The Cabinet Committee on Economic Affairs (CCEA) on Thursday approved a new mechanism for revision of ethanol prices for supply to public sector oil marketing companies (OMCs) to carry out the Ethanol Blended Petrol (EBP) programme.
Through the new method, the prices of ethanol for blending will be cut to Rs.39 per litre from December 1, from the current level of Rs 48.5-49.5 per litre.
Lesser supplies
This, coupled with the government’s recent decision to remove the excise duty exemption for ethanol, could lower ethanol supplies to the OMCs.
“The prices of ethanol will be reviewed and suitably revised by the government at any time during the ethanol supply period, that is, from December 1, 2016 to November 30, 2017, depending upon the prevailing economic situation and other relevant factors,” according to a statement from the government.
“It is good for the OMCs but bad for the sugar mills,” K. Ravichandran, Senior Vice President and Co-Head, Corporate Sector Rating, ICRA, said.
Higher realisations
“The lower price could lead to supply issues again. Sugar mills will begin to divert their supply to other sectors such as Indian Made Foreign Liquor that also use ethanol and will provide higher realisations.” This step comes after several government moves to boost the supply of ethanol in the first place.

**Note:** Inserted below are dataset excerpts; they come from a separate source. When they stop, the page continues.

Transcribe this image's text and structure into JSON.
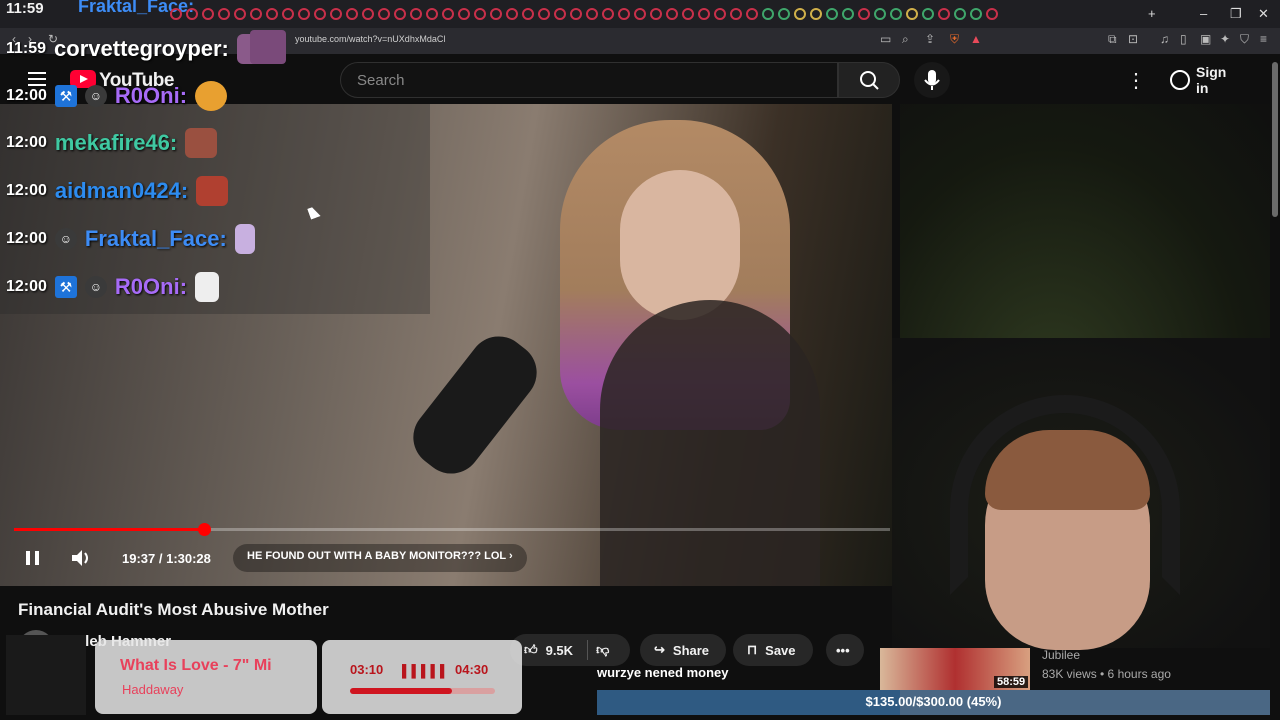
{
  "browser": {
    "top_chat_time": "11:59",
    "top_chat_name": "Fraktal_Face:",
    "url": "youtube.com/watch?v=nUXdhxMdaCl"
  },
  "header": {
    "logo_text": "YouTube",
    "search_placeholder": "Search",
    "sign_in": "Sign in"
  },
  "chat": [
    {
      "time": "11:59",
      "name": "corvettegroyper:",
      "color": "#ffffff",
      "badges": []
    },
    {
      "time": "12:00",
      "name": "R0Oni:",
      "color": "#a76bf7",
      "badges": [
        "hammer-badge",
        "emote-badge"
      ]
    },
    {
      "time": "12:00",
      "name": "mekafire46:",
      "color": "#3fc9a2",
      "badges": []
    },
    {
      "time": "12:00",
      "name": "aidman0424:",
      "color": "#2d8cf0",
      "badges": []
    },
    {
      "time": "12:00",
      "name": "Fraktal_Face:",
      "color": "#3d8cf5",
      "badges": [
        "emote-badge"
      ]
    },
    {
      "time": "12:00",
      "name": "R0Oni:",
      "color": "#a76bf7",
      "badges": [
        "hammer-badge",
        "emote-badge"
      ]
    }
  ],
  "player": {
    "current_time": "19:37",
    "duration": "1:30:28",
    "time_display": "19:37 / 1:30:28",
    "progress": 0.2168,
    "chapter": "HE FOUND OUT WITH A BABY MONITOR??? LOL"
  },
  "video": {
    "title": "Financial Audit's Most Abusive Mother",
    "channel": "Caleb Hammer",
    "likes": "9.5K",
    "share": "Share",
    "save": "Save"
  },
  "music": {
    "song": "What Is Love - 7\" Mi",
    "artist": "Haddaway",
    "elapsed": "03:10",
    "total": "04:30",
    "progress": 0.7037
  },
  "goal": {
    "message": "wurzye nened money",
    "text": "$135.00/$300.00 (45%)",
    "progress": 0.45
  },
  "recommendation": {
    "duration": "58:59",
    "channel": "Jubilee",
    "meta": "83K views • 6 hours ago"
  },
  "colors": {
    "accent": "#ff0000",
    "music_text": "#e8415b",
    "goal_bar": "#4a6784"
  }
}
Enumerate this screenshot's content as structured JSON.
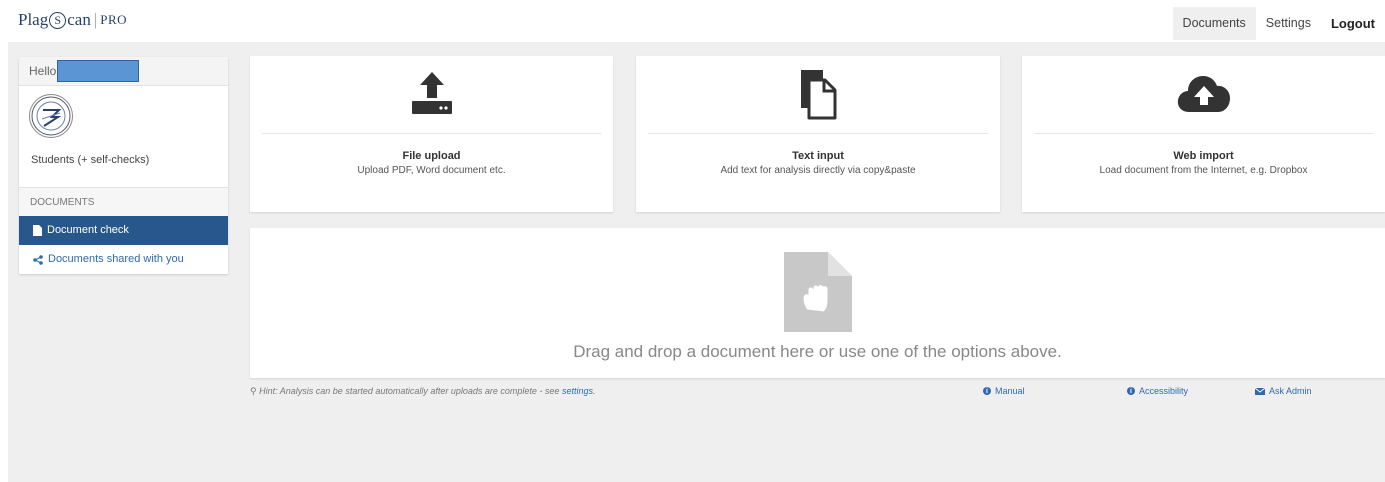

“A few years ago, the supply of ethanol from the sugar mills was an issue,” K. Ravichandran, Senior Vice President and Co-Head, Corporate Sector Rating, ICRA said. “Then the government gave ethanol excise duty exemption and also mandated that OMCs blend five per cent of ethanol with petrol. This improved the supply situation.”
Ethanol supplies increased to 67.4 crore litres in 2014-15 and the projected supplies for ethanol in 2015-16 are about 120 crore litres, the statement added.